I know and am aware, however, of so many factors that are beyond her comprehension.

She doesn’t realize that she is growing. I can’t help but see it, and I mourn that this growing up really does go way too fast – where did my sleepy newborn go? But our vantage points, hers and mine, are so different. She doesn’t know that she can’t and won’t stay immobile in a jumble of toys forever. Soon she will be able to propel herself to stairs, and woodstoves, and all sorts of dangerous things. It is my job to make room for her development and protect her from the dangers that will emerge because of it.

But also, she doesn’t take into account that this state of happiness that depends on the full belly, and the empty nappy, and the adequate sleep quota can’t last. I am well aware that the drawer full of nappies is there for a reason, and it will need to be refilled at some point, and this is a healthy thing. I know that, in a short amount of time, the yawns will start, and she’ll rub her eyes, and I will need to snuggle her into bed for a much-needed nap. And I know that she will wake up hungry, and not be satisfied until her belly is full of warm creamy goodness. Her happy condition as it is in this moment is not static, because she is not static, and it simply cannot last. As things change, she will be required to change with them, or suffer. But at this happy moment, all that eludes her.

And soon, I am right. Things change. She starts to tire, and smell. And I know that to leave her with her toys would be neglect. It would not be kind. Much as she might like to stay where the shiny baubles are, she needs to be carried to where her more important needs will be met. She will have to leave the freedom of the floor and be carried in my arms. She will give up her own agency so I can ensure she is clean and cared for. And she will fuss when I put her in her bed, thinking that this isn’t at all what she was hoping for. But soon, sleep will overtake her and she will wake with a sparkle in her eye, and a smile on her face, recharged and ready for her next play session.
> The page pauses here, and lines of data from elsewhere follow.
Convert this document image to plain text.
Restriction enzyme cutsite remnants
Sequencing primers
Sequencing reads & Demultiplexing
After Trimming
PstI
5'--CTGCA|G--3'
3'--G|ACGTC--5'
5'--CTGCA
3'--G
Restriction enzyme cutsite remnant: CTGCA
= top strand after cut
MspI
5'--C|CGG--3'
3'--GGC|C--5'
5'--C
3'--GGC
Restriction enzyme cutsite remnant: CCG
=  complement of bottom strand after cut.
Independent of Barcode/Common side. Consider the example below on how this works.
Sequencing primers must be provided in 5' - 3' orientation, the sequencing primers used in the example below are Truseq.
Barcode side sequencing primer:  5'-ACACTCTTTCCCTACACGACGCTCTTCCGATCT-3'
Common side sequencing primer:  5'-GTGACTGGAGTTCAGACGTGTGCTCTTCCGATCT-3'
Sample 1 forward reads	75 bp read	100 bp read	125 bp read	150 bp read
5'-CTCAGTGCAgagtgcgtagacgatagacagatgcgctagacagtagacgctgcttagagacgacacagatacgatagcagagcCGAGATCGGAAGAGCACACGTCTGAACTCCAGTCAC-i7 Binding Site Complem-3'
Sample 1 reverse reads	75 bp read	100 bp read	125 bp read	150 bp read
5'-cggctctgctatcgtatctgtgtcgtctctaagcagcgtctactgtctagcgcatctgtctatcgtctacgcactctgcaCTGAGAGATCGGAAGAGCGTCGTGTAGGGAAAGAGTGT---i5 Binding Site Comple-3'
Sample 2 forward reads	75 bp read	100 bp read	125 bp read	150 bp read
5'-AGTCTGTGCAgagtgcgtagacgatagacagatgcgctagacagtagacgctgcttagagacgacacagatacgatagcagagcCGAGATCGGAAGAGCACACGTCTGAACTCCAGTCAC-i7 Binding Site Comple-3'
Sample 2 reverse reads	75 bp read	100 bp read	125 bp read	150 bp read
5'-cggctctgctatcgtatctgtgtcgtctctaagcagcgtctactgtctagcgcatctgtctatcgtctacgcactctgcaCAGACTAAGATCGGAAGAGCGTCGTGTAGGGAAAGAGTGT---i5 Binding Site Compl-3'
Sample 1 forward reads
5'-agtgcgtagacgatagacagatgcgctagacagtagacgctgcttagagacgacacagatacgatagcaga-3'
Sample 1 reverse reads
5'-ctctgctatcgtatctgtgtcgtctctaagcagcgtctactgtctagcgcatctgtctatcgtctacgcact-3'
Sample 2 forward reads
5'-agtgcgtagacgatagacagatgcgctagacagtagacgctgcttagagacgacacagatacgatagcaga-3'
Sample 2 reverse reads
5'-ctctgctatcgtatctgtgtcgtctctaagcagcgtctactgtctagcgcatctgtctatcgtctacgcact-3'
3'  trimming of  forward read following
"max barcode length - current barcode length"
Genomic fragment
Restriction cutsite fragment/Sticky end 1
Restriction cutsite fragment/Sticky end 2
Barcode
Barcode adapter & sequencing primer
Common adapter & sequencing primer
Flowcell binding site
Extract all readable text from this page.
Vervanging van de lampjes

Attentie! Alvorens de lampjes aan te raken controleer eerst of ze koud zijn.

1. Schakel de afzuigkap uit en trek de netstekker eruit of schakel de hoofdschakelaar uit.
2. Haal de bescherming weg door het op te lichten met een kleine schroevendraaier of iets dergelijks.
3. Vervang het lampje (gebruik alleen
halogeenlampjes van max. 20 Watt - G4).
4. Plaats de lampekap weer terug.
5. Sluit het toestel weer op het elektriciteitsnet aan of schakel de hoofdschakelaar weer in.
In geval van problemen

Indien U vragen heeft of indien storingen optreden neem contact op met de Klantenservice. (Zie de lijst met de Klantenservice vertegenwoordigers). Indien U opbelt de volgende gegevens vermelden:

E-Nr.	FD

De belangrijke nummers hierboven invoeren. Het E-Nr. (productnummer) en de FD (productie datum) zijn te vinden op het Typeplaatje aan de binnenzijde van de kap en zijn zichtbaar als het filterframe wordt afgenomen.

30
So I pick her up and carry her to where she needs to go. This time she surrenders to my care, and it is an enjoyable ride to the bedroom. But sometimes she fights the restraint and the journey, and makes it known that she is not in favour of this ride. However, because I must attend to her greater needs, whether she fights me or surrenders, the end is the same. She will learn in time (lots of time), that this ride has a purpose, and it is for her good. And if she can accept that and trust me, she will learn to surrender and save herself a lot of struggle.

So it is in life. There are times when it seems that we have been picked up off the playmat, and we feel the agency shift from our own to Another’s. There are times when, just like that little child, we know we are being carried somewhere, but we don’t know where, or why, or how long it will take to get there.

And when we notice that God has picked us up and is carrying us somewhere new and unfamiliar, we might ask ourselves: can we trust that He has a reason, and it’s a good one? Can we relax and enjoy the ride, rather than fight Him all the way? Can we surrender to His loving care, knowing that He is a good Father, and He is not willing to neglect us simply because we can’t understand the big picture? Can we remember that His will is what’s best, and surrender to it according to His plan and schedule, saving ourselves a lot of struggle?

“Trust in the Lord with all your heart and lean not on your own understanding” (Proverbs 3:5). Relax. Rest in His arms and let Him carry you. Trust that He’s taking you just where you need to go. And always, always remember, that no matter how long the ride might be, how unfamiliar the landing, and how unnerving the change might feel, He has promised that He will never leave you or forsake you (see Isaiah 41:10). You are precious to Him, and He will do all in His power to help you grow and meet your needs, even when, as a little child, you can’t grasp the overarching plan, or understand His ways. Just trust.

“Commit your way to the Lord, trust also in Him, and He will bring it to pass” (Psalm 37:5).